2016 didn't see any exciting international trips (except a triathlon in Canada), but there were certainly a lot of new places I experienced.
  • Zion National Park and Bryce National Park in Utah, a state I have visited only once before and only for work. This time, I got to explore it with friends. The parks are beautiful! And the Pacific Northwesterners learned a lot about how flash floods happen and how eons of them shaped the canyons of the southwest. We're used to glaciers doing that in our neck of the woods, not water! We also took advantage of our flights out of Sin City to see the gorgeous Red Rock Canyon, which I will admit made me think a little more highly of Las Vegas.
  • Spoke at my alma mater (on behalf of the ACLU). I've spoken at high school around the Seattle area, but never at my own. It's changed a lot! But it was kind of comforting to see a lot also hasn't changed.
  • Volunteered for a major international sporting event -- the Copa America! It was really cool to see how all the pieces come together for a huge event. And once my pre-game volunteer shifts were done, I got to be inside the stadium for the games themselves!
  • Drove a big-ass U-Haul truck because Mi Hermana y Mi Cunado had never done it, and yet as first-time homebuyers in the Michigan 'burbs they had a ton of stuff.
  • Hiked to base camp on Mt Baker accidentally with a friend who wanted to rebuild her climbing skills after a surgery. We just kept going and going until we found ourselves at the bast of the mesmerizing and beautiful Easton Glacier, with a bunch of climbers in tents scattered around us!
  • Participated in a triathlon! Well, a sprint triathlon, in which everything is smaller or shorter than a full tri. I only ran the 5K part; teammates did the swimming and biking. Still! It sounds bad-ass, and I wore the medal as I drove all the way home. The border guard even commented on it. :-D
  • My triathlon team's mascot
     was this little squirrel. 
    He was my only companion
     on the long drive from 
    Vancouver, WA to Vancouver, BC
  • Drove to (and around in) Canada. I've only ever been a passenger in someone else's car as we drove 3 hours up to the border, waited in line, and crossed. This time I did it all on my own -- and from Vancouver, WA to Vancouver, BC!
  • Got rear-ended by a young lady who'd recently moved to the PNW from Arkansas and wasn't accustomed to heavy rains.

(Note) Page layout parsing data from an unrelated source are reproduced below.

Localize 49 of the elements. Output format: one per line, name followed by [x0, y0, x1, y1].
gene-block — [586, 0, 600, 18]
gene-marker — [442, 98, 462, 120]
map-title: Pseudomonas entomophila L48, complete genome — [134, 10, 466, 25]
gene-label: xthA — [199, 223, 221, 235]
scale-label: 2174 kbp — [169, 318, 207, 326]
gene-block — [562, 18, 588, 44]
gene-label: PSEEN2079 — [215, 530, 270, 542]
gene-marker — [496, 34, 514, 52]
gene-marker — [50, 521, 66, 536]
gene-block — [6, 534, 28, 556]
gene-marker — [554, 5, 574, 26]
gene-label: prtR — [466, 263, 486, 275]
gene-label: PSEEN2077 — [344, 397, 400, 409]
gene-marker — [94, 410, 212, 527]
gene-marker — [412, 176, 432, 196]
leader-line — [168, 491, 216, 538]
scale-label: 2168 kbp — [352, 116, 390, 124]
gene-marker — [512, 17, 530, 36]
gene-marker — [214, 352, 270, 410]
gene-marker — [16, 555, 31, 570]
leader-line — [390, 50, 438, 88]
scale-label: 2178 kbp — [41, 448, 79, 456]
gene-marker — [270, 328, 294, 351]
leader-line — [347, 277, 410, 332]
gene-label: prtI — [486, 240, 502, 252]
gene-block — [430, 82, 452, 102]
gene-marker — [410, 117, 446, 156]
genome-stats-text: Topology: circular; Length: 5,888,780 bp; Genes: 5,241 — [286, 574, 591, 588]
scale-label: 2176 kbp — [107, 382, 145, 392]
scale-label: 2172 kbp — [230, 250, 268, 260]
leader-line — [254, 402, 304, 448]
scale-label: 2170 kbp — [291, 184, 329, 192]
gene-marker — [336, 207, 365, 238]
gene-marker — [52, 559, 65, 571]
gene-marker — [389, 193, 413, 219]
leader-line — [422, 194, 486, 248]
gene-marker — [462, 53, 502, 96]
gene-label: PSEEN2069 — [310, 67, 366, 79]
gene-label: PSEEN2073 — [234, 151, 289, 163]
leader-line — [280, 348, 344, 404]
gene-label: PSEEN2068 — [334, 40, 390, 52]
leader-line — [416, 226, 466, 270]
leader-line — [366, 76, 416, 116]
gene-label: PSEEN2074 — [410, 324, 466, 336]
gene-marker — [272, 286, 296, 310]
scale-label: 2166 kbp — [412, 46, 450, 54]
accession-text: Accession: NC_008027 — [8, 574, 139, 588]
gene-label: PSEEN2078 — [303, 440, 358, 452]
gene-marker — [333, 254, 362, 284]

She was visibly shaken, and neither of us was seriously injured (though my back and neck hurt later and I felt nauseous for a few days, all signs of whiplash). I guess I'm incredibly lucky that I've never been in a car crash before. And this particular instance was pretty clear-cut (I stopped at a red light, she didn't and hit me); I thought dealing with insurance would be a nightmare but it hasn't been at all.
  • Worked on a political campaign outside of Washington State! I doorbelled for Catherine Cortez-Masto (who won and made history as the 1st Latina in the U.S. Senate) and Hillary Clinton in...
  • Reno, NV -- a city surrounded by beautiful hills and mountains that I tried to explore on my short breaks, mainly because the town itself is a little sad. But I also got to see...
  • Lake Tahoe -- I wish I could have spent more time exploring, but the lake was pretty and gave me some needed downtime during the campaign cycle.
  • Cried at the result of an election. And in public! I've gotten a wee bit teary before, but never actually shed tears on E-day. And not just in the bar where I was watching the final returns with friends, but on the street afterwards and on the walk home. I guess "sobbing" more accurately describes what occurred. Which brings me to...
  • Understanding the phrase "My blood ran cold" because it happened the minute I got an AP alert calling the presidential election results. My entire body literally went cold. I'd never truly understood that phrase before until that moment.

Despite the election results which have spilled into a horrible start to 2017, 2016/ the Year of the Monkey itself was actually a pretty good year. I started a new job that I love, where I have more creative direction and agency. I got to see parts of the country that I hadn't explored much before -- specifically, the American Southwest. I got to spend more time with my nieces and nephew as they moved to a new city and started new schools.

So bring it, 2017.  Let's see what you and the Rooster have in store!